Fazalbhoy also urges a more liberal approach to the import of foreign know-how. Annual royalty payments have risen only from Rs. 16 crores in 1957-58 to Rs. 32 crores in 1967-68, and cost of know-how is generally less than 7½ per cent of overall cost; the Government, he argues, should not follow any ‘hard and fast rule’ but consider each case on merit, permitting purchase or royalty agreements where they serve the national interest, rather than restricting know-how imports because of foreign-exchange anxiety.
- ‘Growth with Stability’ is the right banner for the Fourth Plan, but agricultural prices must be stabilised first if industrial stability is to follow.
- Decontrol and delicensing should go further; objections from small-scale-industry advocates and monopoly-fearers can be met with American-style legislation (Small Business Act, Small Investment Corporation Act) and indicative targets backed by tax concessions rather than by licensing.
- Capital is scarce, so investment in existing units that yields more output per rupee is preferable to creating new units; service-sector expansion will eventually absorb most of the working population, as in developed economies.
- Foreign know-how imports should not be rationed by a single rule; the cost is less than 7½ per cent of total cost, and confining manufacturers to one technology would ‘throttle initiative’ and weaken competitiveness.
Fourth Plan should be Based on Available Resources
By S. M. Dahanukar
S. M. Dahanukar, President of the Maharashtra Chamber of Commerce, opens his commentary on the ‘Approach’ note by praising its thoughtful drafting and its move to reorient planning onto a ‘practical basis’. He welcomes its insistence that Public Sector investment must yield profits before fresh resources are committed, its proposal to give the Private Sector greater latitude through reduced controls, its emphasis on financial assistance to agriculturists through co-operative and commercial bank credit, and its attention to small rain-fed cultivators. On price stabilisation he supports the note’s proposal that the Government build buffer stocks of foodgrains and expand distribution through fair-price shops and consumer co-operatives.

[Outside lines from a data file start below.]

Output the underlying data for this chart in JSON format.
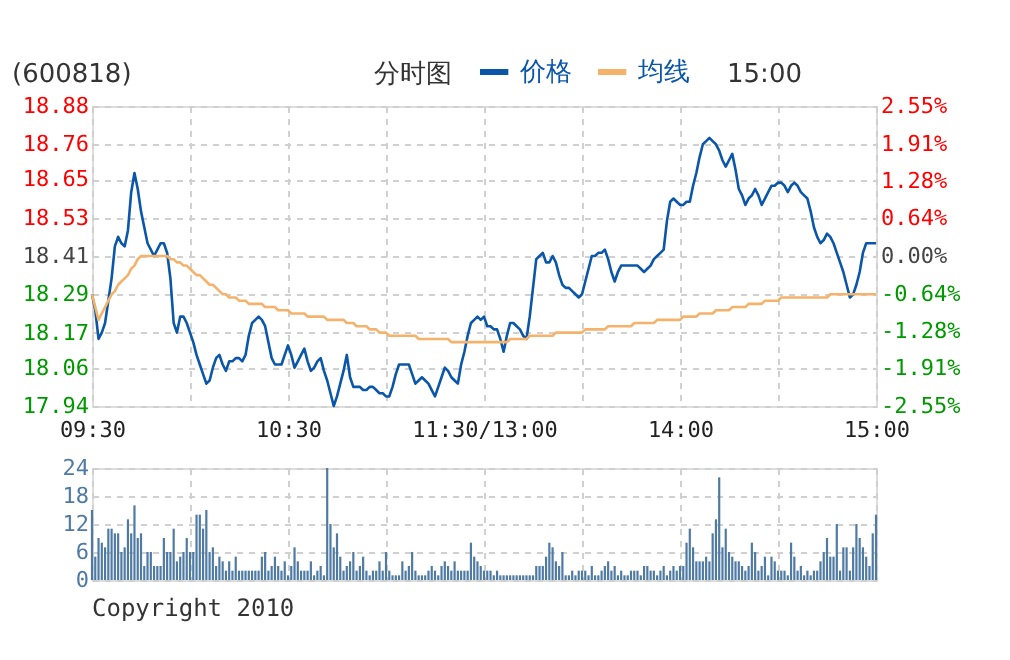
{
  "chart_data": [
    {
      "type": "line",
      "title": "(600818)",
      "subtitle": "分时图",
      "annotations": [
        "15:00"
      ],
      "legend": "top",
      "grid": true,
      "marker": "none",
      "categories": [
        "09:30",
        null,
        null,
        null,
        null,
        null,
        null,
        null,
        null,
        null,
        null,
        null,
        null,
        null,
        null,
        null,
        null,
        null,
        null,
        null,
        null,
        null,
        null,
        null,
        null,
        null,
        null,
        null,
        null,
        null,
        null,
        null,
        null,
        null,
        null,
        null,
        null,
        null,
        null,
        null,
        null,
        null,
        null,
        null,
        null,
        null,
        null,
        null,
        null,
        null,
        null,
        null,
        null,
        null,
        null,
        null,
        null,
        null,
        null,
        null,
        "10:30",
        null,
        null,
        null,
        null,
        null,
        null,
        null,
        null,
        null,
        null,
        null,
        null,
        null,
        null,
        null,
        null,
        null,
        null,
        null,
        null,
        null,
        null,
        null,
        null,
        null,
        null,
        null,
        null,
        null,
        null,
        null,
        null,
        null,
        null,
        null,
        null,
        null,
        null,
        null,
        null,
        null,
        null,
        null,
        null,
        null,
        null,
        null,
        null,
        null,
        null,
        null,
        null,
        null,
        null,
        null,
        null,
        null,
        null,
        null,
        "11:30/13:00",
        null,
        null,
        null,
        null,
        null,
        null,
        null,
        null,
        null,
        null,
        null,
        null,
        null,
        null,
        null,
        null,
        null,
        null,
        null,
        null,
        null,
        null,
        null,
        null,
        null,
        null,
        null,
        null,
        null,
        null,
        null,
        null,
        null,
        null,
        null,
        null,
        null,
        null,
        null,
        null,
        null,
        null,
        null,
        null,
        null,
        null,
        null,
        null,
        null,
        null,
        null,
        null,
        null,
        null,
        null,
        null,
        null,
        null,
        null,
        "14:00",
        null,
        null,
        null,
        null,
        null,
        null,
        null,
        null,
        null,
        null,
        null,
        null,
        null,
        null,
        null,
        null,
        null,
        null,
        null,
        null,
        null,
        null,
        null,
        null,
        null,
        null,
        null,
        null,
        null,
        null,
        null,
        null,
        null,
        null,
        null,
        null,
        null,
        null,
        null,
        null,
        null,
        null,
        null,
        null,
        null,
        null,
        null,
        null,
        null,
        null,
        null,
        null,
        null,
        null,
        null,
        null,
        null,
        null,
        null,
        "15:00"
      ],
      "ylim": [
        17.94,
        18.88
      ],
      "yticks": [
        17.94,
        18.06,
        18.17,
        18.29,
        18.41,
        18.53,
        18.65,
        18.76,
        18.88
      ],
      "y2lim": [
        -2.55,
        2.55
      ],
      "y2ticks": [
        {
          "value": -2.55,
          "label": "-2.55%"
        },
        {
          "value": -1.91,
          "label": "-1.91%"
        },
        {
          "value": -1.28,
          "label": "-1.28%"
        },
        {
          "value": -0.64,
          "label": "-0.64%"
        },
        {
          "value": 0,
          "label": "0.00%"
        },
        {
          "value": 0.64,
          "label": "0.64%"
        },
        {
          "value": 1.28,
          "label": "1.28%"
        },
        {
          "value": 1.91,
          "label": "1.91%"
        },
        {
          "value": 2.55,
          "label": "2.55%"
        }
      ],
      "series": [
        {
          "name": "价格",
          "color": "#0a56a8",
          "values": [
            18.29,
            18.24,
            18.15,
            18.17,
            18.2,
            18.27,
            18.34,
            18.44,
            18.47,
            18.45,
            18.44,
            18.49,
            18.61,
            18.67,
            18.62,
            18.55,
            18.5,
            18.45,
            18.43,
            18.41,
            18.43,
            18.45,
            18.45,
            18.42,
            18.34,
            18.2,
            18.17,
            18.22,
            18.22,
            18.2,
            18.17,
            18.14,
            18.1,
            18.07,
            18.04,
            18.01,
            18.02,
            18.06,
            18.09,
            18.1,
            18.07,
            18.05,
            18.08,
            18.08,
            18.09,
            18.09,
            18.08,
            18.1,
            18.16,
            18.2,
            18.21,
            18.22,
            18.21,
            18.19,
            18.14,
            18.09,
            18.07,
            18.07,
            18.07,
            18.1,
            18.13,
            18.1,
            18.06,
            18.08,
            18.1,
            18.12,
            18.08,
            18.05,
            18.06,
            18.08,
            18.09,
            18.05,
            18.02,
            17.98,
            17.94,
            17.97,
            18.01,
            18.05,
            18.1,
            18.03,
            18.0,
            18.0,
            18.0,
            17.99,
            17.99,
            18.0,
            18.0,
            17.99,
            17.98,
            17.98,
            17.97,
            17.97,
            18.0,
            18.04,
            18.07,
            18.07,
            18.07,
            18.07,
            18.04,
            18.01,
            18.02,
            18.03,
            18.02,
            18.01,
            17.99,
            17.97,
            18.0,
            18.03,
            18.06,
            18.05,
            18.03,
            18.02,
            18.01,
            18.07,
            18.11,
            18.16,
            18.2,
            18.21,
            18.22,
            18.21,
            18.22,
            18.19,
            18.19,
            18.18,
            18.18,
            18.15,
            18.11,
            18.16,
            18.2,
            18.2,
            18.19,
            18.18,
            18.16,
            18.15,
            18.22,
            18.31,
            18.4,
            18.41,
            18.42,
            18.39,
            18.39,
            18.41,
            18.39,
            18.35,
            18.32,
            18.31,
            18.31,
            18.3,
            18.29,
            18.28,
            18.29,
            18.33,
            18.37,
            18.41,
            18.41,
            18.42,
            18.42,
            18.43,
            18.4,
            18.36,
            18.33,
            18.36,
            18.38,
            18.38,
            18.38,
            18.38,
            18.38,
            18.38,
            18.37,
            18.36,
            18.37,
            18.38,
            18.4,
            18.41,
            18.42,
            18.43,
            18.52,
            18.58,
            18.59,
            18.58,
            18.57,
            18.57,
            18.58,
            18.58,
            18.63,
            18.67,
            18.72,
            18.76,
            18.77,
            18.78,
            18.77,
            18.76,
            18.74,
            18.71,
            18.69,
            18.71,
            18.73,
            18.68,
            18.62,
            18.6,
            18.57,
            18.59,
            18.6,
            18.62,
            18.6,
            18.57,
            18.59,
            18.61,
            18.63,
            18.63,
            18.64,
            18.64,
            18.63,
            18.61,
            18.63,
            18.64,
            18.63,
            18.61,
            18.6,
            18.59,
            18.55,
            18.5,
            18.47,
            18.45,
            18.46,
            18.48,
            18.47,
            18.45,
            18.42,
            18.39,
            18.36,
            18.32,
            18.28,
            18.29,
            18.32,
            18.36,
            18.42,
            18.45,
            18.45,
            18.45,
            18.45
          ]
        },
        {
          "name": "均线",
          "color": "#f5b26b",
          "values": [
            18.29,
            18.25,
            18.21,
            18.23,
            18.25,
            18.27,
            18.29,
            18.3,
            18.32,
            18.33,
            18.34,
            18.35,
            18.37,
            18.38,
            18.4,
            18.41,
            18.41,
            18.41,
            18.41,
            18.41,
            18.41,
            18.41,
            18.41,
            18.41,
            18.4,
            18.4,
            18.39,
            18.39,
            18.38,
            18.38,
            18.37,
            18.36,
            18.35,
            18.35,
            18.34,
            18.33,
            18.32,
            18.32,
            18.31,
            18.3,
            18.29,
            18.29,
            18.28,
            18.28,
            18.28,
            18.27,
            18.27,
            18.27,
            18.26,
            18.26,
            18.26,
            18.26,
            18.26,
            18.25,
            18.25,
            18.25,
            18.25,
            18.24,
            18.24,
            18.24,
            18.24,
            18.23,
            18.23,
            18.23,
            18.23,
            18.23,
            18.22,
            18.22,
            18.22,
            18.22,
            18.22,
            18.22,
            18.21,
            18.21,
            18.21,
            18.21,
            18.21,
            18.21,
            18.2,
            18.2,
            18.2,
            18.19,
            18.19,
            18.19,
            18.19,
            18.18,
            18.18,
            18.18,
            18.17,
            18.17,
            18.17,
            18.16,
            18.16,
            18.16,
            18.16,
            18.16,
            18.16,
            18.16,
            18.16,
            18.16,
            18.15,
            18.15,
            18.15,
            18.15,
            18.15,
            18.15,
            18.15,
            18.15,
            18.15,
            18.15,
            18.14,
            18.14,
            18.14,
            18.14,
            18.14,
            18.14,
            18.14,
            18.14,
            18.14,
            18.14,
            18.14,
            18.14,
            18.14,
            18.14,
            18.14,
            18.14,
            18.14,
            18.14,
            18.15,
            18.15,
            18.15,
            18.15,
            18.15,
            18.15,
            18.16,
            18.16,
            18.16,
            18.16,
            18.16,
            18.16,
            18.16,
            18.16,
            18.17,
            18.17,
            18.17,
            18.17,
            18.17,
            18.17,
            18.17,
            18.17,
            18.17,
            18.18,
            18.18,
            18.18,
            18.18,
            18.18,
            18.18,
            18.18,
            18.19,
            18.19,
            18.19,
            18.19,
            18.19,
            18.19,
            18.19,
            18.19,
            18.2,
            18.2,
            18.2,
            18.2,
            18.2,
            18.2,
            18.2,
            18.21,
            18.21,
            18.21,
            18.21,
            18.21,
            18.21,
            18.21,
            18.21,
            18.22,
            18.22,
            18.22,
            18.22,
            18.22,
            18.23,
            18.23,
            18.23,
            18.23,
            18.23,
            18.24,
            18.24,
            18.24,
            18.24,
            18.24,
            18.25,
            18.25,
            18.25,
            18.25,
            18.25,
            18.26,
            18.26,
            18.26,
            18.26,
            18.26,
            18.27,
            18.27,
            18.27,
            18.27,
            18.27,
            18.28,
            18.28,
            18.28,
            18.28,
            18.28,
            18.28,
            18.28,
            18.28,
            18.28,
            18.28,
            18.28,
            18.28,
            18.28,
            18.28,
            18.28,
            18.29,
            18.29,
            18.29,
            18.29,
            18.29,
            18.29,
            18.29,
            18.29,
            18.29,
            18.29,
            18.29,
            18.29,
            18.29,
            18.29,
            18.29
          ]
        }
      ]
    },
    {
      "type": "bar",
      "color": "#4f7ba3",
      "tick_labels": "y",
      "grid": true,
      "annotations": [
        "Copyright 2010"
      ],
      "ylim": [
        0,
        24
      ],
      "yticks": [
        0,
        6,
        12,
        18,
        24
      ],
      "categories": [
        null,
        null,
        null,
        null,
        null,
        null,
        null,
        null,
        null,
        null,
        null,
        null,
        null,
        null,
        null,
        null,
        null,
        null,
        null,
        null,
        null,
        null,
        null,
        null,
        null,
        null,
        null,
        null,
        null,
        null,
        null,
        null,
        null,
        null,
        null,
        null,
        null,
        null,
        null,
        null,
        null,
        null,
        null,
        null,
        null,
        null,
        null,
        null,
        null,
        null,
        null,
        null,
        null,
        null,
        null,
        null,
        null,
        null,
        null,
        null,
        null,
        null,
        null,
        null,
        null,
        null,
        null,
        null,
        null,
        null,
        null,
        null,
        null,
        null,
        null,
        null,
        null,
        null,
        null,
        null,
        null,
        null,
        null,
        null,
        null,
        null,
        null,
        null,
        null,
        null,
        null,
        null,
        null,
        null,
        null,
        null,
        null,
        null,
        null,
        null,
        null,
        null,
        null,
        null,
        null,
        null,
        null,
        null,
        null,
        null,
        null,
        null,
        null,
        null,
        null,
        null,
        null,
        null,
        null,
        null,
        null,
        null,
        null,
        null,
        null,
        null,
        null,
        null,
        null,
        null,
        null,
        null,
        null,
        null,
        null,
        null,
        null,
        null,
        null,
        null,
        null,
        null,
        null,
        null,
        null,
        null,
        null,
        null,
        null,
        null,
        null,
        null,
        null,
        null,
        null,
        null,
        null,
        null,
        null,
        null,
        null,
        null,
        null,
        null,
        null,
        null,
        null,
        null,
        null,
        null,
        null,
        null,
        null,
        null,
        null,
        null,
        null,
        null,
        null,
        null,
        null,
        null,
        null,
        null,
        null,
        null,
        null,
        null,
        null,
        null,
        null,
        null,
        null,
        null,
        null,
        null,
        null,
        null,
        null,
        null,
        null,
        null,
        null,
        null,
        null,
        null,
        null,
        null,
        null,
        null,
        null,
        null,
        null,
        null,
        null,
        null,
        null,
        null,
        null,
        null,
        null,
        null,
        null,
        null,
        null,
        null,
        null,
        null,
        null,
        null,
        null,
        null,
        null,
        null,
        null,
        null,
        null,
        null,
        null,
        null,
        null
      ],
      "values": [
        15,
        5,
        9,
        8,
        7,
        11,
        11,
        10,
        10,
        6,
        7,
        13,
        10,
        16,
        9,
        10,
        3,
        6,
        6,
        3,
        3,
        3,
        9,
        6,
        6,
        11,
        4,
        5,
        6,
        9,
        6,
        6,
        14,
        14,
        11,
        15,
        6,
        7,
        3,
        5,
        4,
        2,
        4,
        2,
        5,
        2,
        2,
        2,
        2,
        2,
        2,
        2,
        5,
        6,
        2,
        3,
        5,
        3,
        2,
        4,
        1,
        3,
        7,
        4,
        2,
        2,
        2,
        4,
        1,
        2,
        3,
        1,
        24,
        12,
        7,
        10,
        5,
        2,
        3,
        4,
        6,
        2,
        3,
        5,
        2,
        1,
        2,
        2,
        4,
        2,
        6,
        2,
        1,
        1,
        1,
        4,
        2,
        3,
        6,
        2,
        1,
        1,
        1,
        2,
        3,
        2,
        1,
        3,
        4,
        3,
        2,
        4,
        2,
        2,
        2,
        2,
        8,
        5,
        4,
        3,
        2,
        2,
        2,
        1,
        2,
        1,
        1,
        1,
        1,
        1,
        1,
        1,
        1,
        1,
        1,
        1,
        3,
        3,
        3,
        5,
        8,
        7,
        4,
        3,
        6,
        1,
        1,
        2,
        1,
        2,
        2,
        2,
        1,
        3,
        1,
        1,
        2,
        3,
        4,
        2,
        3,
        1,
        2,
        1,
        1,
        2,
        2,
        2,
        1,
        3,
        3,
        2,
        2,
        1,
        2,
        3,
        1,
        2,
        3,
        2,
        3,
        3,
        8,
        11,
        7,
        4,
        4,
        4,
        5,
        4,
        10,
        13,
        22,
        7,
        11,
        6,
        5,
        4,
        4,
        3,
        2,
        3,
        8,
        6,
        2,
        3,
        5,
        1,
        5,
        4,
        2,
        2,
        2,
        1,
        8,
        5,
        2,
        3,
        1,
        2,
        1,
        2,
        2,
        4,
        6,
        9,
        5,
        5,
        12,
        2,
        7,
        7,
        2,
        7,
        12,
        9,
        7,
        5,
        3,
        10,
        14
      ]
    }
  ]
}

In the rendered pages, Dahanukar pivots to a critique of the old planning method: targets were fixed first, programmes built around them, and then the Planning Commission scrambled to find resources, leaving an ‘unbridged gap’ filled by deficit financing and foreign aid. He calls for this approach to be abandoned in favour of a different one — the substantive proposal is cut off where the rendered chunk ends on printed page 18.
- The ‘Approach’ note correctly insists that fresh Public Sector investment wait until existing units become profitable, and that the Private Sector be given greater latitude through reduced controls.
- Agricultural credit through co-operative and commercial banks, plus targeted aid for small rain-dependent cultivators, is rightly emphasised in the note.
- Buffer stocks of foodgrains operated by Government, plus expanded fair-price shops and consumer co-operatives, are the right instruments for stabilising prices across other commodities.
- Past plans wrongly fixed targets first and then chased resources, producing deficit financing, dependence on foreign aid and an ‘unbridged gap’ — the rendered chunk ends just as Dahanukar begins to propose a replacement method.